All the terms are a bit tricky to, um, disentangle, but here’s the basic idea. With the rise of railways, electricity, and other modern infrastructure the 19th century, both net and network (originally a “work of net” in the 1530s) starting referring to complex, interconnected systems. Network, especially, was extended to broadcasting in the 1910s and to computers as early as 1962. We can find the sense of a safety net by 1905 and of a social network by 1946. And an internetwork was used for a “networks of networks”—shortened to the internet in the early 1970s, as we saw.
That means, ultimately, the internet starts with net, adds on work, joins with inter, then ditches that work. For a time in the 1990–2000s, it lost the inter, too.

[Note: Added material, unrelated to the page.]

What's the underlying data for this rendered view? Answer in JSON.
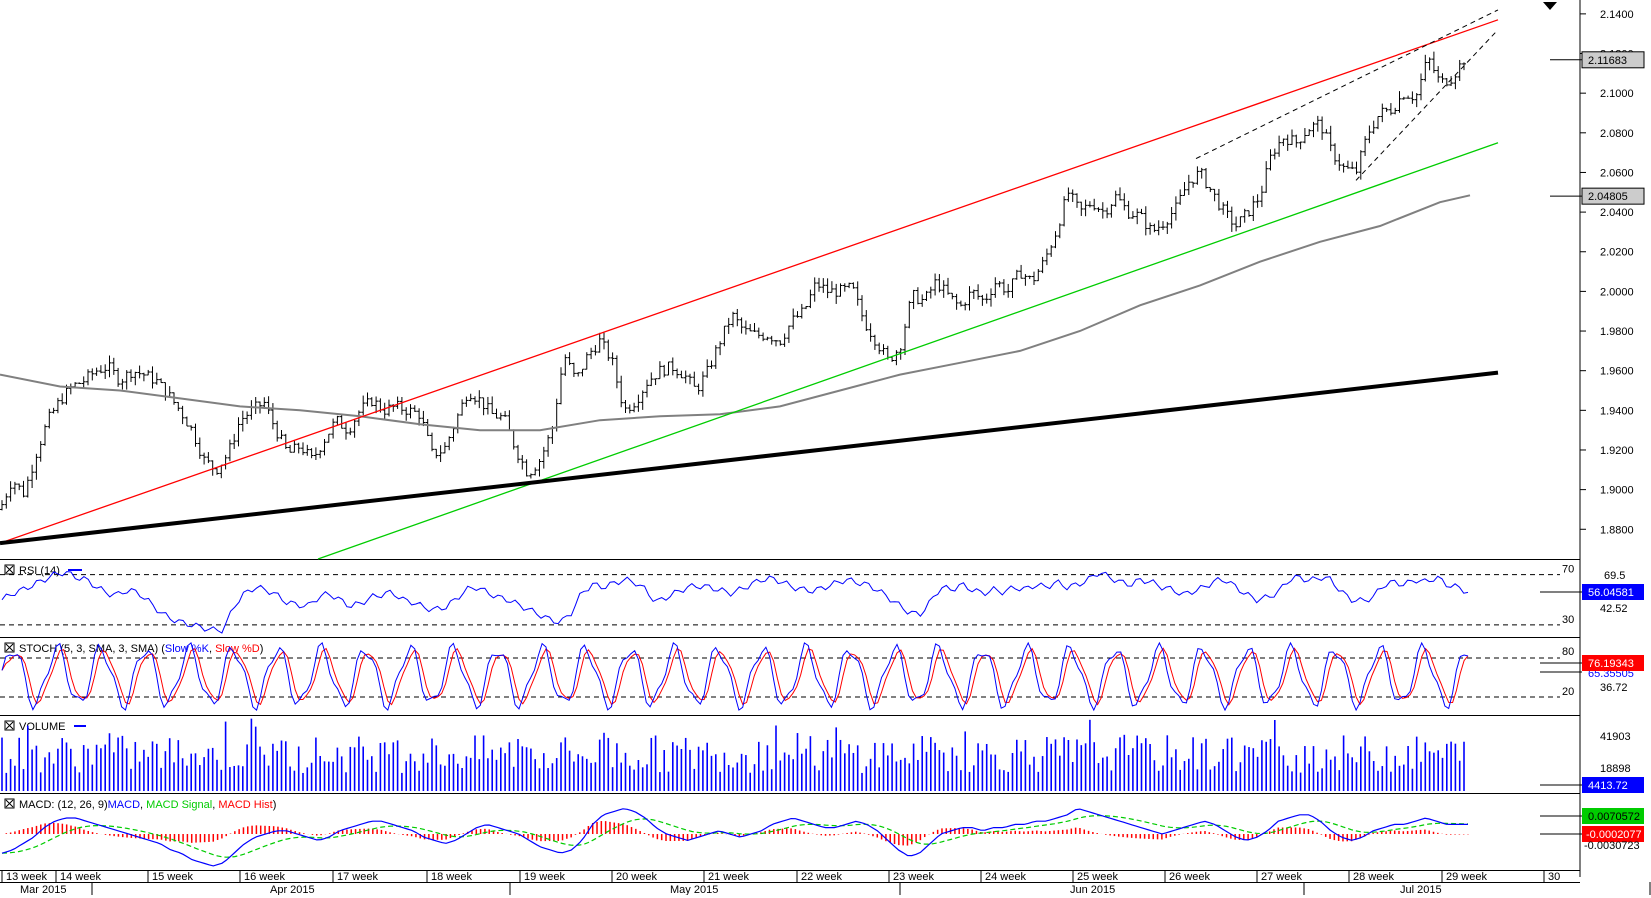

Internetwork itself (inter, “between, reciprocal”) wasn’t a novel coinage, though. The OED attests it 1894 as a translation of the German Zwischennetze (literally, “between nets”), used for an “interconnecting network” in a biological context; a 1935 citation shows internetwork used in an electrical one.
In more ways than one, internet is all about being connected—and that’s no etymological coincidence, too. If we cast out the etymology of net past Old English, we’ll find a Germanic root, then an Indo-European one. It’s hypothesized net is rooted in the Proto-Indo-European *ned-, “to bind” or “tie,” which produced nodus (“knot”) and nexus (“bond, obligation”) in Latin. The former gives us words more conspicuous derivatives like node and nodule, but also noose and denouement (via French, literally an “unknotting”). The later gives us nexus, yes, as well as annex and connect.
It’s like etymology is one big, oh, I don’t now, network or something.